スペインの二人のアーティスト、フランチェスコ・サンチェス(Francisco Sánchez)とナターシャ・ブストス(Natacha Bustos)によるマンガ『チェルノブイリ』(Chernóbil. La Zone, 2011)が管啓次郎さんの訳によって日本で出版された。発行の日付は東京電力福島第一原発事故からちょうど一年経つ頃を見計らったように、2012年3月1日である。「チェルノブイリの経験から、われわれは何も学ばなかったのだ」(191頁)と書き記した管啓次郎さんは、東京電力福島第一原発事故からわれわれは何も学ばなかったことになりかねないことを危惧したに違いない。
チェルノブイリの原発事故(1986年4月26日)は四半世紀たった今も終わっていないどころか、まだ始まったばかりだということは、数万年続く放射能汚染を考えれば、いや、完全に無人の廃墟となった死の街プリピャチの現在の光景を一目見るだけで、明らかだ。サンチェスとブストスは、原発事故によって多くを失い翻弄される人々の姿を淡々と描く。何か特別なメッセージが表明されるわけではない。しかし、原発事故が、いや、事故を起こさなくとも、そもそも原発は人の心を深いところで蝕み、破壊し続けてきたことに気づかないわけにはいかない。

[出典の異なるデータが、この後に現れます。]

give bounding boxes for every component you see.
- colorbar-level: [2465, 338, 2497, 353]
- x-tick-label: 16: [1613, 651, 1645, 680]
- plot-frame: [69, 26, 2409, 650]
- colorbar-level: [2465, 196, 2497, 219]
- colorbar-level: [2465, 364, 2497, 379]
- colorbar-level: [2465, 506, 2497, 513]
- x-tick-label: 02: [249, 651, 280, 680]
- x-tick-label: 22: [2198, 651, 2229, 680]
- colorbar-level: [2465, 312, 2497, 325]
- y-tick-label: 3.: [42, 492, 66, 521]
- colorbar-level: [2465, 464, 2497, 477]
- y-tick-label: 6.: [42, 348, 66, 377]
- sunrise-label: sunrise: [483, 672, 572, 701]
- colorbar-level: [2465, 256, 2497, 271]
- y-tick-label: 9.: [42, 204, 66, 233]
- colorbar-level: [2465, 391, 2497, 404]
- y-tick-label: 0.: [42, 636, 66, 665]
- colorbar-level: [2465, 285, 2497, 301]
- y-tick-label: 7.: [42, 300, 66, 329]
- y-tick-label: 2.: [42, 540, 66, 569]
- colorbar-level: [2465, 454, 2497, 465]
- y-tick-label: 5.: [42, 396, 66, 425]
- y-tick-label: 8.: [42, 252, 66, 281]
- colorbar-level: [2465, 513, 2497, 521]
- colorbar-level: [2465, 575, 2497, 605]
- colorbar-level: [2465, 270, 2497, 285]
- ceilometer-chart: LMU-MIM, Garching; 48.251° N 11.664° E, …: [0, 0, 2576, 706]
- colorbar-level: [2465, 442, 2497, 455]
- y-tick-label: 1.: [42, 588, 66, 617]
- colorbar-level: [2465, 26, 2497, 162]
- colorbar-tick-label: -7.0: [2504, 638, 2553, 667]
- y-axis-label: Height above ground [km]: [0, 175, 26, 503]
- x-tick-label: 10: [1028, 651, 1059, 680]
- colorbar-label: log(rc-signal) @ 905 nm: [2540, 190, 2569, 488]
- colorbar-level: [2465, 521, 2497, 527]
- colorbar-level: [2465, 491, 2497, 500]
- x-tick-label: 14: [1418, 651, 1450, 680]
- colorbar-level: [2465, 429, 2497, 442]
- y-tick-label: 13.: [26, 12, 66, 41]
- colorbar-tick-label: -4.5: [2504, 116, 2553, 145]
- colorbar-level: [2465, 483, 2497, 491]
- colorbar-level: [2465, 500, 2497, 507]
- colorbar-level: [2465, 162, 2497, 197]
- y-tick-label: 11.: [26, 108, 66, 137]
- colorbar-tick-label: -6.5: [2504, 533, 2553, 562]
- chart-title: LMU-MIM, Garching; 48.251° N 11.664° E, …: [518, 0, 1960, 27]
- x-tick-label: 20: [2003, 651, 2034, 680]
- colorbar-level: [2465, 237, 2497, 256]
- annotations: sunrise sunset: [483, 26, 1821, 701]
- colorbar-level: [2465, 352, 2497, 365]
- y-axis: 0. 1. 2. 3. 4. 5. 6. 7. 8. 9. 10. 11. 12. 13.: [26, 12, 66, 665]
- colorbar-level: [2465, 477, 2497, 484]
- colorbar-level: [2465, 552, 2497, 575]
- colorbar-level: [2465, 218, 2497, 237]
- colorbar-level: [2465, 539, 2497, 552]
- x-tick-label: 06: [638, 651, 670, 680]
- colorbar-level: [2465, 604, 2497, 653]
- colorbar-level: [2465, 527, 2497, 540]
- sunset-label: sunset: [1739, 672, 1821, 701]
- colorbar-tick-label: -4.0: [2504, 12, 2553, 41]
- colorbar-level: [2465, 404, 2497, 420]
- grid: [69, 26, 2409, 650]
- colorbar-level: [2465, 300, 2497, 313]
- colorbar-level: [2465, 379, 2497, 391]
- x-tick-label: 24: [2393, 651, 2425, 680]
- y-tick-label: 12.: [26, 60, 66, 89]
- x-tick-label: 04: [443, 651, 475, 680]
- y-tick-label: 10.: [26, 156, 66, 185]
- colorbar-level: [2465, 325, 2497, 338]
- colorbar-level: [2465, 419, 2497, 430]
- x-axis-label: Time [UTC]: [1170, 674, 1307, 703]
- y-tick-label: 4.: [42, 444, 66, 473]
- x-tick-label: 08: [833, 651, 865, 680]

本書の「付録」には、同じスペインの写真家ルルデス・セガデ(Lourdes Segade)によるチェルノブイリのフォト・ルポルタージュから5枚の写真と「死の彼方から叫び声をあげる命」と題した文章も収められている。その写真のうちの一枚に衝撃を受けた。プリピャチの、原発事故によって結局はいちどもオープンされずじまいだった遊園地の観覧車を低い位置からベンチ越しに撮影したもので、永遠に失われてしまった記憶の風景のように感じられて切ない。この写真を含めたチェルノブイリをはじめとするセガデの写真ルポルタージュの仕事を彼女のウェブサイトで見ることができる。